The modern central bank cannot afford to operate in isolation. Policy decisions, especially those affecting inflation, exchange rates, and liquidity, are deeply felt by citizens. But policy, by itself, is often abstract. Events translate that abstraction into experience.
This is precisely how the CBN has begun to deploy event management as a strategic communication tool.
Take the Global Money Week activities as an example. On the surface, they are educational engagements. In practice, they are carefully structured platforms designed to achieve multiple objectives at once: public education, stakeholder engagement, brand humanisation, and narrative alignment.
When students, traders, and community members participate in a Financial Literacy Fair, they are not just receiving information, they are interacting with the institution. That interaction reduces psychological distance. It transforms the CBN from a remote authority into a visible, accessible entity.
At the Abuja event, Amuwa Nelson emphasised that the programme was designed to equip participants with “the knowledge and confidence to make responsible financial decisions.” That emphasis on confidence is significant. Events are not just about knowledge transfer; they are about building assurance and trust.
From a PR standpoint, this is experiential communication. People are more likely to trust what they experience than what they are told.
The structure of these events also reflects deliberate planning. They combine speeches, interactive sessions, practical demonstrations, and open discussions.
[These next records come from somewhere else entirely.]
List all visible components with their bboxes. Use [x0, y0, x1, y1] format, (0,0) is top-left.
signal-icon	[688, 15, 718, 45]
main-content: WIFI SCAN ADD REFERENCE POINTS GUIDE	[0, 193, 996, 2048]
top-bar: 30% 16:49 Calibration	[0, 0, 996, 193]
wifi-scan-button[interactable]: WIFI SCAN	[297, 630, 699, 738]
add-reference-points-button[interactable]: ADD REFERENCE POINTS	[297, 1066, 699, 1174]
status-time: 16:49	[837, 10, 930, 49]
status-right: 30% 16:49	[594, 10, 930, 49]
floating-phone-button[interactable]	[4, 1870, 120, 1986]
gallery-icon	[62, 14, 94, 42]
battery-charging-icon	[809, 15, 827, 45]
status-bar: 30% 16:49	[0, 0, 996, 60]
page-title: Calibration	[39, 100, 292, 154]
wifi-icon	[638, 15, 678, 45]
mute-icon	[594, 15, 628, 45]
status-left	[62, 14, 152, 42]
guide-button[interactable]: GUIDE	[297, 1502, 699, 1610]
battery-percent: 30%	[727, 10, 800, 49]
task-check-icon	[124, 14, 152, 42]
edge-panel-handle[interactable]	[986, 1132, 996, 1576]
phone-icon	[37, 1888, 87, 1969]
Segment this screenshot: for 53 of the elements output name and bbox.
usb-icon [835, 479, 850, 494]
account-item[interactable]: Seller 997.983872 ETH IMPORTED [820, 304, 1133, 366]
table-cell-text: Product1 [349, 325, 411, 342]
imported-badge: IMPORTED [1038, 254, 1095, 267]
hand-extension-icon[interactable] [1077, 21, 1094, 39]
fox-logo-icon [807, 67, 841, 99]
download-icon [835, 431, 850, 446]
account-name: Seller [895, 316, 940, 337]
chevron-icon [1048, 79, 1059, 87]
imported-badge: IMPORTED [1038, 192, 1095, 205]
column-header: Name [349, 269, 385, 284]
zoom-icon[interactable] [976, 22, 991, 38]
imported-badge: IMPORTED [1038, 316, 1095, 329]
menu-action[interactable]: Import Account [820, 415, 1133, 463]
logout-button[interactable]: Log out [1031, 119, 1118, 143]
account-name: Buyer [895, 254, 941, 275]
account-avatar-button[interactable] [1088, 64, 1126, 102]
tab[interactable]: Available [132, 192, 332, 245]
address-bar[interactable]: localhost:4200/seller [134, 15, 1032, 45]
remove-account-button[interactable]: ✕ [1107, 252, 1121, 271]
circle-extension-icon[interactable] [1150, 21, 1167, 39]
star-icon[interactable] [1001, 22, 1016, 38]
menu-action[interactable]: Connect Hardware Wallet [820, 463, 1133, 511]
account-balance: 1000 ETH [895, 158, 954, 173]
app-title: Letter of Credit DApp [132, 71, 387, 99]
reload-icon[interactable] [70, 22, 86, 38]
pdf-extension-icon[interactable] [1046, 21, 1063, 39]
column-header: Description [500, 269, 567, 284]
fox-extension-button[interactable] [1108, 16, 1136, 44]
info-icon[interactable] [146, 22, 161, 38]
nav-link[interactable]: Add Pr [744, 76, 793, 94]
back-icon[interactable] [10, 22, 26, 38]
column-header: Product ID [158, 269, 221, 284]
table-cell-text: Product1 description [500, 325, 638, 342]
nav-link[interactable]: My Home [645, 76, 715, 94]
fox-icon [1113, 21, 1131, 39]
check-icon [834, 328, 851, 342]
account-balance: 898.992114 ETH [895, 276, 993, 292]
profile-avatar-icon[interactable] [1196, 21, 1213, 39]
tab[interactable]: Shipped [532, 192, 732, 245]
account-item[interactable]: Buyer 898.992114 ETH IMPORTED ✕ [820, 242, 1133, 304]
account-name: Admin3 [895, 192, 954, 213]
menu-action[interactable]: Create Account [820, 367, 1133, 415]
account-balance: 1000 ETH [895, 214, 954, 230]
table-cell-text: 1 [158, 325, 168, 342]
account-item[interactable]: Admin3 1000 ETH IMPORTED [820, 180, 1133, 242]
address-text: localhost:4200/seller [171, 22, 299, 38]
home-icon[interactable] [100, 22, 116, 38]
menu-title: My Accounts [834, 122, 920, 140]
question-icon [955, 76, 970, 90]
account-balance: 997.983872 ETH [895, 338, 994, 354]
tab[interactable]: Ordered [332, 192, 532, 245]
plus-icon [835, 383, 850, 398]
This multi-layered approach ensures that different audience segments, students, educators, informal sector participants, engage with the content in ways that resonate with them.
There is also a reputational dimension. In times of economic difficulty, institutions risk being perceived as out of touch. Public events counter that perception. They signal presence, responsiveness, and willingness to engage.
More importantly, they allow the CBN to control the narrative environment. Instead of reacting to public sentiment shaped by informal channels, the bank creates its own platforms to communicate directly. It sets the tone, frames the conversation, and reinforces its policy direction in a controlled setting.
This is not accidental. It is strategic. Event management, in this context, becomes more than logistics. It becomes a channel for influence. It allows the CBN to align messaging across different stakeholders, reinforce its reform agenda, and build goodwill that can act as a buffer during periods of policy stress.
In essence, the events are doing quiet but powerful work. They are translating policy into human terms, turning abstract reforms into relatable conversations, and building a bridge between the institution and the public.
For an organisation often seen as technical and distant, that bridge is invaluable.